Facebook officially launched its new name and corporate structure Thursday, one that focuses attention on where it sees its future while drawing attention away from its contentious present and past.
The Silicon Valley-based company hinted at its new corporate structure last week and again in its quarterly earnings call on Monday but officially unveiled what the metaverse-frenzy was all about at a virtual event on Thursday at which CEO Mark Zuckerberg announced the new name: Meta
Originally coined by science fiction writer Neal Stephenson in his 1992 novel Snow Crash, the metaverse has come to mean different things over the years, but they are all built around the same premise: a fully immersive virtual reality that has versions of everything you’d find in real life so you have little reason to ever leave it.
To Facebook, it’s the future.
Against a backdrop of digital avatars, Zuckerberg laid out a future world where friends not just game together across large distances but have their holograms attend in-person concerts together.
There are metaverse versions of work places and commerce, too, made possible by hardware devices such as the company’s Oculus VR headset and a new form of augmented reality glasses reminiscent of Google Glasses but styled like RayBans.
A lot in Facebook’s new metaverse is still years away, but the company makes it clear it is going all in on the concept already.
“We are fully committed to this,” Zuckerberg said. “It is the next chapter for our work and, we believe, for the internet overall.”
The metaverse is so central to the company’s future that it has reorganized its corporate structure to put its profitable social media products, namely, Facebook, Instagram and WhatsApp, into one distinct business unit that exists within the Meta parent company.
Changing the channel
The new focus comes as the company finds itself deluged from all sides by criticism of how it conducts its core business. A former data science executive at Facebook blew the whistle on the company’s business practices last month, revealing details about its role in the Jan. 6 riot at the U.S. Capitol and other instances of the company seemingly prioritizing profit over safety and other considerations.
In a series of interviews with journalists and testimonies in front of governments around the world, Frances Haugen detailed how complicit the company’s social media networks are in spreading hate and misinformation around the world because it is good for their core business.
Company executives, including Zuckerberg, have dismissed her allegations as a “co-ordinated effort to selectively use leaked documents to paint a false picture of our company.”
But despite those denials, Thursday’s event makes it clear the company is trying to turn the page.
Daniel Tsai, a lecturer on law and technology at the University of Toronto, says it will take more than a name change to fix what’s wrong with Facebook.
“There has to be new leaders at the top. They have to go and actually put in new plans that substantially change the way they use algorithms,” he said.
Proprietary computer programs that Facebook uses to decide what content gets shown to users based on how likely they are to stick around and engage with it will need a rethink, he said.

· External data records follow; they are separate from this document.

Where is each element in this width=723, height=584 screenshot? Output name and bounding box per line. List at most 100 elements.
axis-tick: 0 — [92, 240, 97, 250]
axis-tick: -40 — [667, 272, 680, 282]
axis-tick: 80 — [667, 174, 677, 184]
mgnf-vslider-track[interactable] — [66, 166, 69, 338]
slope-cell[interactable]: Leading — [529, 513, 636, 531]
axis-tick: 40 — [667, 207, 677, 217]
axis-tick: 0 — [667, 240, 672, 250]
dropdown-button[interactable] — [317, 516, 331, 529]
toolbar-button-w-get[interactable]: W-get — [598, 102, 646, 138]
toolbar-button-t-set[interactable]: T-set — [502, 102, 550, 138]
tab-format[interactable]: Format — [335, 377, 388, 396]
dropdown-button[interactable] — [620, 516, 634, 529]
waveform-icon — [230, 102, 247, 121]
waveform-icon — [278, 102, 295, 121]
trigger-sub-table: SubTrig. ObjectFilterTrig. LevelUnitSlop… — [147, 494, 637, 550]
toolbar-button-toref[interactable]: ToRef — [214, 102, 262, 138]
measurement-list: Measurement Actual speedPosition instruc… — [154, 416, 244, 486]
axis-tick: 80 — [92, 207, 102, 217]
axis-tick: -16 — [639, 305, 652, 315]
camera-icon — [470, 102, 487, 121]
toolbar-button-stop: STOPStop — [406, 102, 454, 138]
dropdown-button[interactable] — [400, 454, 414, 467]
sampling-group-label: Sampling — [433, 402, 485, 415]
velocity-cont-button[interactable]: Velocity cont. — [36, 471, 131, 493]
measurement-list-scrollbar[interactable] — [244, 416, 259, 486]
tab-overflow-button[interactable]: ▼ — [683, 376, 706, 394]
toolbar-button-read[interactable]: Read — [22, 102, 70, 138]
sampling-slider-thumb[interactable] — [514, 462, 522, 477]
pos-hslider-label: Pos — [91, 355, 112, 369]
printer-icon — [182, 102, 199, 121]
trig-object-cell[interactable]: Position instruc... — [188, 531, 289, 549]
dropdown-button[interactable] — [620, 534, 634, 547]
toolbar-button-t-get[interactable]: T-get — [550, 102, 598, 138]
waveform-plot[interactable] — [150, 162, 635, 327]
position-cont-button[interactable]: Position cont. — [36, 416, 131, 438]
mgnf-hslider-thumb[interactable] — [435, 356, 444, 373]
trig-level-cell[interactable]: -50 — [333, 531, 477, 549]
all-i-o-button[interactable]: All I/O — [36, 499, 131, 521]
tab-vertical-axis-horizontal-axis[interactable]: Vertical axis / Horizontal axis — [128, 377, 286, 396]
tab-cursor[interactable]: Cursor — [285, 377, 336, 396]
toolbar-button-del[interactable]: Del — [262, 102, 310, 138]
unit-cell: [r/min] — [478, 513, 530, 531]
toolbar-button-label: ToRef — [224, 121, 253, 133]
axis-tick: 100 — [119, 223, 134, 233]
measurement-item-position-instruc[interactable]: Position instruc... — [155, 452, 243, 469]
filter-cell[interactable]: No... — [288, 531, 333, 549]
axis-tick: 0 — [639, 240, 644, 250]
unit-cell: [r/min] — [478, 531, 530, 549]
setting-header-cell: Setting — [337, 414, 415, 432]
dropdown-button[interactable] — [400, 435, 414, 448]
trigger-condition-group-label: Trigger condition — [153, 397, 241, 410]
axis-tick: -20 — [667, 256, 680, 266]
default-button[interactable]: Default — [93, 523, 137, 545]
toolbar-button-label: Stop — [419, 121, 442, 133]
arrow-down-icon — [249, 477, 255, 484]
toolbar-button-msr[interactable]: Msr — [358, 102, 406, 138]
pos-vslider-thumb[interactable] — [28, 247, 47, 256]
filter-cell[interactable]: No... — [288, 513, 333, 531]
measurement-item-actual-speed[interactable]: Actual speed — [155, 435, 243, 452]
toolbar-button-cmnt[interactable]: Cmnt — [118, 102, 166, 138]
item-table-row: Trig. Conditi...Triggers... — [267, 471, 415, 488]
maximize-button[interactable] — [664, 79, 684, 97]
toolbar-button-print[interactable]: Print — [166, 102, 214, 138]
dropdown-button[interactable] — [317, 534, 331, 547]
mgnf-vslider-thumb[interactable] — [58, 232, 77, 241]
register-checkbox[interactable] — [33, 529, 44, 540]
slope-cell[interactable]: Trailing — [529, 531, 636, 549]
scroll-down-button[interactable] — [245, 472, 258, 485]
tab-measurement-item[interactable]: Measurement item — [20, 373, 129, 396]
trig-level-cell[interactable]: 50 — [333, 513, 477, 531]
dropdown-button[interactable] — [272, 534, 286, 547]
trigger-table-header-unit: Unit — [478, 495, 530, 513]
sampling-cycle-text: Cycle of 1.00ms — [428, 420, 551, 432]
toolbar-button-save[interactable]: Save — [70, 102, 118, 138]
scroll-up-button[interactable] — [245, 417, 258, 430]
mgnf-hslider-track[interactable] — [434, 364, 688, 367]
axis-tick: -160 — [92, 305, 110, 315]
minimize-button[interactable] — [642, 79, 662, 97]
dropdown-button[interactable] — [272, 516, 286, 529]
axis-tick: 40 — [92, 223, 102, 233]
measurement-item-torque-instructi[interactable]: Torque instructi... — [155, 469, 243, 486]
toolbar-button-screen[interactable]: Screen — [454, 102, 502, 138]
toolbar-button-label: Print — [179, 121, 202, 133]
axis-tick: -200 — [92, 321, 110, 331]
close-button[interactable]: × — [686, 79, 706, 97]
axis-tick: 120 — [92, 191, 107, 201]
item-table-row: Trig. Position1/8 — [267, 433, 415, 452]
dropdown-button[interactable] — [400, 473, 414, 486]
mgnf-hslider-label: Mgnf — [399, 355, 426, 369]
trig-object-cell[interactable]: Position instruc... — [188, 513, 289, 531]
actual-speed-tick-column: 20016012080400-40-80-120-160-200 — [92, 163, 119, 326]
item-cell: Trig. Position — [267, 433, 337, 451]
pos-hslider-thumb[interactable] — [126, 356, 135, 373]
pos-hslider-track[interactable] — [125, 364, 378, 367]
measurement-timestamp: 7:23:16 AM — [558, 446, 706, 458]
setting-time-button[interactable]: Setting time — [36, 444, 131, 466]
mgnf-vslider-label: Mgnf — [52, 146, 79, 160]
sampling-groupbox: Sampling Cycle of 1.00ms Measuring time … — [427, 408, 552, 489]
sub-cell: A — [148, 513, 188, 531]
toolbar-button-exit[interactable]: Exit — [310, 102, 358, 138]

Haugen’s testimony to lawmakers suggests the company knows that content designed to produce a negative emotional reaction is more effective than other content, so, she alleges, they tacitly encourage it.
“They have to be transparent with the public and with government, as well to show that the algorithms are not there to do harm,” Tsai said. “And they also have to act in a way that’s transparent to the public in terms of how they’re using people’s data.”
The metaverse-themed name change has little to do with those sorts of changes and is “really a PR stunt,” he said.
Similar to other high-profile rebrands
Tsai says the ploy is not unlike those of other companies over the years that found themselves with an image problem and decided to change their name to turn the page.
“The comparison people are making with Facebook is it’s big tobacco or the new big tobacco,” he said. “I think that’s a fair assessment.”
The biggest tobacco company of all time, Philip Morris, tried something similar in 2003 when it rebranded as Altria.
Other industries have done the same. Accounting firm Arthur Andersen was one of the five biggest accounting firms in the world when it came to its end by signing off on the books at Enron — which carried out the biggest accounting fraud in American history.
The accounting portion of the business went bankrupt and was wound down, but the consulting side was launched under a new name: Accenture.
Digital strategist Katrina German agrees that it will take a lot more than a new name to fix what’s wrong with Facebook.
“The thing that’s going to build trust is not a new name; it’s going to be meaningful action and actually doing things to ensure that they’re not harming people,” she said in an interview with CBC News.
“They’re definitely trying to sway public opinion and get people excited about their technology, [but] they have enough data and enough money and enough chance to experiment that they can be coming up with solutions to stop this problem.”